Under this collaboration, HHS ended the Biden administration’s dual management title of Assistant Secretary for Technology Policy, reinstated ONC as a single title position, and returned the roles, responsibilities, and duties of HHS Chief Technology Officer (CTO), HHS Chief Artificial Intelligence Officer (CAIO), and HHS Chief Data Officer (CDO) to the leadership of the HHS Chief Information Officer.
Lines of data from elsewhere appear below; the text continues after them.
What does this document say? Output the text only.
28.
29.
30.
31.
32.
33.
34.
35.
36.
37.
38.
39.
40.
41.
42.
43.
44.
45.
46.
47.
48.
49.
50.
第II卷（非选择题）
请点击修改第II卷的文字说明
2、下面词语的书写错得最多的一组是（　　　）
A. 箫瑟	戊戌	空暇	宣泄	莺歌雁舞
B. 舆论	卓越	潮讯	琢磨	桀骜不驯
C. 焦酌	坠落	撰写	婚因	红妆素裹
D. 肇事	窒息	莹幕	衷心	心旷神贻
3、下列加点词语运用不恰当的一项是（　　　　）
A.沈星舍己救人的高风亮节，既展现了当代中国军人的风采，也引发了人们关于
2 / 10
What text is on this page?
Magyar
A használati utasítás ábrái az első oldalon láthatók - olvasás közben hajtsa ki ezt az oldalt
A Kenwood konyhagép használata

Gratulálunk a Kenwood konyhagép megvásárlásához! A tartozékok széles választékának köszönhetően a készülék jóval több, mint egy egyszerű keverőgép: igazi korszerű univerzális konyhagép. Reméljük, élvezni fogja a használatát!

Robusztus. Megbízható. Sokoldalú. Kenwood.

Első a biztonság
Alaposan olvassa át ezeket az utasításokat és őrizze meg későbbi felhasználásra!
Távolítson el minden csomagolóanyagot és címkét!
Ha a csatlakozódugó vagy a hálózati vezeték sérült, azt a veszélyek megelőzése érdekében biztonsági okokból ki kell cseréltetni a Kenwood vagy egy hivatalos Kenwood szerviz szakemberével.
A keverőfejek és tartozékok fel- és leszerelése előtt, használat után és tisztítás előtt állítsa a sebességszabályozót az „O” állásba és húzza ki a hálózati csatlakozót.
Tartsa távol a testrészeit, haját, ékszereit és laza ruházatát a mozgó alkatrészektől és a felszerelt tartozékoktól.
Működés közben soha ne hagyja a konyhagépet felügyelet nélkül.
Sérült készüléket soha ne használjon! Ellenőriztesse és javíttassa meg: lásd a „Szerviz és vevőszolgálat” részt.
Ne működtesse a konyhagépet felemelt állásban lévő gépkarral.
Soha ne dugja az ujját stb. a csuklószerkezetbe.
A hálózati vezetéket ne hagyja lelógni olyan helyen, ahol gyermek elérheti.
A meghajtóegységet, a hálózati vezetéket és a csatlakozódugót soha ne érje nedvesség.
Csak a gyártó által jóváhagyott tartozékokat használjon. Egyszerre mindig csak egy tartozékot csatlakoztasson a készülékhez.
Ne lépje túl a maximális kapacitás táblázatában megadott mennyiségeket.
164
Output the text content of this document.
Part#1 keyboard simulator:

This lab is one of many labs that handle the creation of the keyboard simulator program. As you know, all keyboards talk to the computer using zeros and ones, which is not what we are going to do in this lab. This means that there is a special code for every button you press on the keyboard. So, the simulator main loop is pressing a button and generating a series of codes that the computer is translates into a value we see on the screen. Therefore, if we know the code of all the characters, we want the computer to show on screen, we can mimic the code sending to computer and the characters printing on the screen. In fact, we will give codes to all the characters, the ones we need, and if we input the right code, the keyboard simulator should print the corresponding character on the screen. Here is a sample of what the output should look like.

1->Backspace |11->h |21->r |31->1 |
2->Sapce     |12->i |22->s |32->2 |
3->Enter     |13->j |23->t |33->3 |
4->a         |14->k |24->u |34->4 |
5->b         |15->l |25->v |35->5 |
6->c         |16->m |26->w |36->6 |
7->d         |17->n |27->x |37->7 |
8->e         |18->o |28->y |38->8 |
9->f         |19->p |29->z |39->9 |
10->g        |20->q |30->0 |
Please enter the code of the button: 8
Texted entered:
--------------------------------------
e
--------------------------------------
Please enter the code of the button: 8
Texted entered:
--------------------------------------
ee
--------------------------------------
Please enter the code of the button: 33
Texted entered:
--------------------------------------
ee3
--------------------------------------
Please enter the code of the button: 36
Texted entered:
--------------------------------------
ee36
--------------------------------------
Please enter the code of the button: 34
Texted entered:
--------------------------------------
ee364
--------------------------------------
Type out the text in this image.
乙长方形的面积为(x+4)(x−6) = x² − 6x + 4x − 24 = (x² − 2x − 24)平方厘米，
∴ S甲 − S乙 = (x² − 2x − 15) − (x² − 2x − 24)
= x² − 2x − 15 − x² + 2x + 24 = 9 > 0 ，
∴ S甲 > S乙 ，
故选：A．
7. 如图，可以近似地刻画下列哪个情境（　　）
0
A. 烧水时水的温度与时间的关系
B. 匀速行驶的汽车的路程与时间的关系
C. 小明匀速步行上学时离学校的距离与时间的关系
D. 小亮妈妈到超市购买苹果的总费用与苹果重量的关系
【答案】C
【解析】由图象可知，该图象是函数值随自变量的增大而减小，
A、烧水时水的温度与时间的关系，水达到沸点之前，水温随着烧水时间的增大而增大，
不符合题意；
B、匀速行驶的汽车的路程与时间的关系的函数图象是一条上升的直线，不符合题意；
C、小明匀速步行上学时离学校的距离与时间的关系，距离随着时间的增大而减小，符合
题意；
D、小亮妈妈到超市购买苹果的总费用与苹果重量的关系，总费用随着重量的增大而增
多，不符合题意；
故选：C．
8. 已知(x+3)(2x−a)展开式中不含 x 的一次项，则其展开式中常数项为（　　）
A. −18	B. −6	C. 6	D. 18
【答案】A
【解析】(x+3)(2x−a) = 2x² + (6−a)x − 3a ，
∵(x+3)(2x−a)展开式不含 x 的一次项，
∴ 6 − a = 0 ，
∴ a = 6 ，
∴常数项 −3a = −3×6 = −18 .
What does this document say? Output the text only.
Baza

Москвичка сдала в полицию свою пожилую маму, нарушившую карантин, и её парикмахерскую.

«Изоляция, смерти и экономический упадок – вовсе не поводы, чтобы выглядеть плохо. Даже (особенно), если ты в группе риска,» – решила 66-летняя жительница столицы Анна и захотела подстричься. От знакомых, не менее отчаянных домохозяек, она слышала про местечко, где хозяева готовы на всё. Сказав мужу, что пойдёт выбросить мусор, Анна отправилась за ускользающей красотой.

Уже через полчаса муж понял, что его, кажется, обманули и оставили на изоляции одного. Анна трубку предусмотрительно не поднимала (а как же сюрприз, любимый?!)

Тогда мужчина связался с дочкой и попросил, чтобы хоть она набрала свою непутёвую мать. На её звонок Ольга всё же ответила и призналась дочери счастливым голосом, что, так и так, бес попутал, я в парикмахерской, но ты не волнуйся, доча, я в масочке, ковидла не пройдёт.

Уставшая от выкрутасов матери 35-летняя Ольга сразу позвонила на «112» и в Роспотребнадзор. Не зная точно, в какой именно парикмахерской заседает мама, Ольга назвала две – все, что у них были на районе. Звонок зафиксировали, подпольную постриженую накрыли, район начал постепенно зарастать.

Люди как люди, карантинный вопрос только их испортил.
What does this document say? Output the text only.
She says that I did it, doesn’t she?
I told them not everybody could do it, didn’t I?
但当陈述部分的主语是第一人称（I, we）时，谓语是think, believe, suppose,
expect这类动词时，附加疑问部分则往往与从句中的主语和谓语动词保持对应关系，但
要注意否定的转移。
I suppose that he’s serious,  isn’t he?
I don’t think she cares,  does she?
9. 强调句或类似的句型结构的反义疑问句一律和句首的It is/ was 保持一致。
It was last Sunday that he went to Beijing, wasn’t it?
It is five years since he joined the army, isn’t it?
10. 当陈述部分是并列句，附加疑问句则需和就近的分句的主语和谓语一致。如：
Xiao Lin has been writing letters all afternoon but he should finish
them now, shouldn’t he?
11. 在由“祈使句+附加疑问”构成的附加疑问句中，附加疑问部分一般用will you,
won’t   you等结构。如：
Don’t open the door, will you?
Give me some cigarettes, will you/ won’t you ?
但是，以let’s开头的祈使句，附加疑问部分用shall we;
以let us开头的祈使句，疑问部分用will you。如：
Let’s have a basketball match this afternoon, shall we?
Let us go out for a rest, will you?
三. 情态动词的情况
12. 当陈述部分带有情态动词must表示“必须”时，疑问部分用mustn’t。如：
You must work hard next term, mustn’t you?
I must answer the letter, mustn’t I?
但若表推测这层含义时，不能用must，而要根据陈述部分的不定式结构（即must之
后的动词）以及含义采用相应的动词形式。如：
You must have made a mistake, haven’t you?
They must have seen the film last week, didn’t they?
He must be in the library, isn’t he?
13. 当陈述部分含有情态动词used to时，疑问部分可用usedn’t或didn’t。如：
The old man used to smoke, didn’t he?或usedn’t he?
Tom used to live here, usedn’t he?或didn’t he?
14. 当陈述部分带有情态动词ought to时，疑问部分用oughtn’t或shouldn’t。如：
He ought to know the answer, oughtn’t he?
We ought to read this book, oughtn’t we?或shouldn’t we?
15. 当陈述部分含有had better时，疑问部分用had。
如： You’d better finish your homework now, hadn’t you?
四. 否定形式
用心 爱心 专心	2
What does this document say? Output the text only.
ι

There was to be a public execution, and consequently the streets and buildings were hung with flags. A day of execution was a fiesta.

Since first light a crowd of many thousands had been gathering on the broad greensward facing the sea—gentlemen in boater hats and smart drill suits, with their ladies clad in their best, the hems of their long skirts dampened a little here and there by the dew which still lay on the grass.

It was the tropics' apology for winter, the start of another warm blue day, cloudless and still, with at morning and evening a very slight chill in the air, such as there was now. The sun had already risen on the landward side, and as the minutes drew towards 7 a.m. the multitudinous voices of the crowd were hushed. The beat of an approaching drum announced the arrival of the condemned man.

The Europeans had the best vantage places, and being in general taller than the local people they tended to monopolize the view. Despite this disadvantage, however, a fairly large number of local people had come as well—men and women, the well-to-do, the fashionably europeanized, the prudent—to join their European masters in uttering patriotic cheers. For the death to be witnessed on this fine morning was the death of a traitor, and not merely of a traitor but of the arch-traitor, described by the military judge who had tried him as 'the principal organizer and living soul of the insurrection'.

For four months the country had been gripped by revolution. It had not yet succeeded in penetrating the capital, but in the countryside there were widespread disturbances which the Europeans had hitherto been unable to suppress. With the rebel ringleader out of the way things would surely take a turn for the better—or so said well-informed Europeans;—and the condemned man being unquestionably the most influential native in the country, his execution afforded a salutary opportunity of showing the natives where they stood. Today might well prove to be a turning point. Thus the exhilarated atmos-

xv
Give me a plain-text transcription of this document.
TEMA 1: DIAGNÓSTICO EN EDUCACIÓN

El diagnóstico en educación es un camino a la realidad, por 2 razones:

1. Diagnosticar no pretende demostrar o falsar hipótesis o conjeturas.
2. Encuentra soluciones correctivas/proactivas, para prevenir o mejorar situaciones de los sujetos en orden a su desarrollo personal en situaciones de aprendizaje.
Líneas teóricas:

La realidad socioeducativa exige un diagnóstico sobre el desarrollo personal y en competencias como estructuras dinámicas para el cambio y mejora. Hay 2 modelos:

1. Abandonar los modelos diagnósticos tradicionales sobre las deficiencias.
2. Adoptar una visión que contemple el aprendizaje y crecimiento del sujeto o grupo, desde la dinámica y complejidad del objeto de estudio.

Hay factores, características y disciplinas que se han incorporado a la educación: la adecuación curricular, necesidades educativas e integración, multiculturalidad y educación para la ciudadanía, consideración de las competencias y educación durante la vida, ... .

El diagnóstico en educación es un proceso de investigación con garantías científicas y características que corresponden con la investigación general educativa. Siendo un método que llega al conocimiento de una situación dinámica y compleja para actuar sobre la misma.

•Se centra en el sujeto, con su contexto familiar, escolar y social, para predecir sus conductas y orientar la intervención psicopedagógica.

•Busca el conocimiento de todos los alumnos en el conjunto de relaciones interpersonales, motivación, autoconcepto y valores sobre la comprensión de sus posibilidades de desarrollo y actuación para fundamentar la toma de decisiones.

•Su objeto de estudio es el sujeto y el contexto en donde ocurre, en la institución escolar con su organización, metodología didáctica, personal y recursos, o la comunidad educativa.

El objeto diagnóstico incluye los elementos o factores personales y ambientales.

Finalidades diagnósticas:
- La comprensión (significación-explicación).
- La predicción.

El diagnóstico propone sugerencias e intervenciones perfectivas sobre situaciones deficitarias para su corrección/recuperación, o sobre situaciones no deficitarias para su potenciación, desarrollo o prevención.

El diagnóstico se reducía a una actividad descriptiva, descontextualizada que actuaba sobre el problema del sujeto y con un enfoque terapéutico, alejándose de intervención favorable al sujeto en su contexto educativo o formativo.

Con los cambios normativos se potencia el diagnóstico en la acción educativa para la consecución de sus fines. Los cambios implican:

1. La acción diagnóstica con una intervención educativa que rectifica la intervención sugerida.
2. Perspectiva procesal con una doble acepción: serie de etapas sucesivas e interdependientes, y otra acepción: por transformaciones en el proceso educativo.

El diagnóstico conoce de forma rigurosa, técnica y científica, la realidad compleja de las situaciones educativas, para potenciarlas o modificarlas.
This structure strengthens OCIO’s legal responsibility for enterprise IT, cybersecurity, and data operations, while allowing ONC to focus on health IT policies, standards, and certifications that support better care and lower costs.

To better integrate policy and operations, OCIO organizes corporate roles around three core functions. (1) Strategic technology leadership and innovation led by the CTO. (2) responsible and trustworthy artificial intelligence led by CAIO; (3) CDO-led enterprise data governance and analytics; These leaders will work as a unified team under the CIO to provide a secure, scalable platform and common services that support ONC’s policy activities and the Department’s mission programs.

“This structure will enable OCIO to provide an integrated cloud, cybersecurity, data, and AI backbone that all components of HHS can rely on.” said HHS Chief Information Officer Clark Miner. “By combining the CTO, CAIO, and CDO functions under one roof, we will be able to support ONC and business units with the technology capabilities they need to move faster on a shared platform, protect their systems more effectively, and innovate for patients.”

“With this collaboration, OCIO is squarely focused on delivering enterprise services that are resilient, compliant, and ready for the next generation of digital health,” Miner added. “Our close partnership with ONC means that as policies and standards evolve, the Department’s technology infrastructure will be ready to implement them safely and cost-effectively at scale.”

The ONC will continue to operate as a staff department within the HHS Secretary’s Office, and the National Coordinator will continue to report directly to the Secretary. As the use of health technology continues to expand, ONC will work with a broader range of stakeholders, including OCIO, HHS operations, health care providers, health IT developers, and patients, to advance health technology policy and regulation that enables a safe, secure, and interoperable current and future state, including leading coordination on the use of artificial intelligence in clinical care.

“Our broad mission is to ensure that technology provides secure, readily accessible, and accurate data and services to patients, healthcare providers, and other stakeholders.” said National Coordinator Dr. Thomas Keene, MD, MBA. “This sector-wide collaboration will allow ONC to further focus on standards, certification, and policy, while our close partnership with OCIO will ensure that the infrastructure and cybersecurity foundations are in place to support tomorrow’s health systems.”

“ONC and OCIO are now working closely together on how to set policy, build infrastructure, and deploy AI and data capabilities,” Dr. Keene added. “Together, we will drive toward true data fluidity across the health care system, making the right information available to the right people at the right time to improve outcomes and reduce costs for Americans.”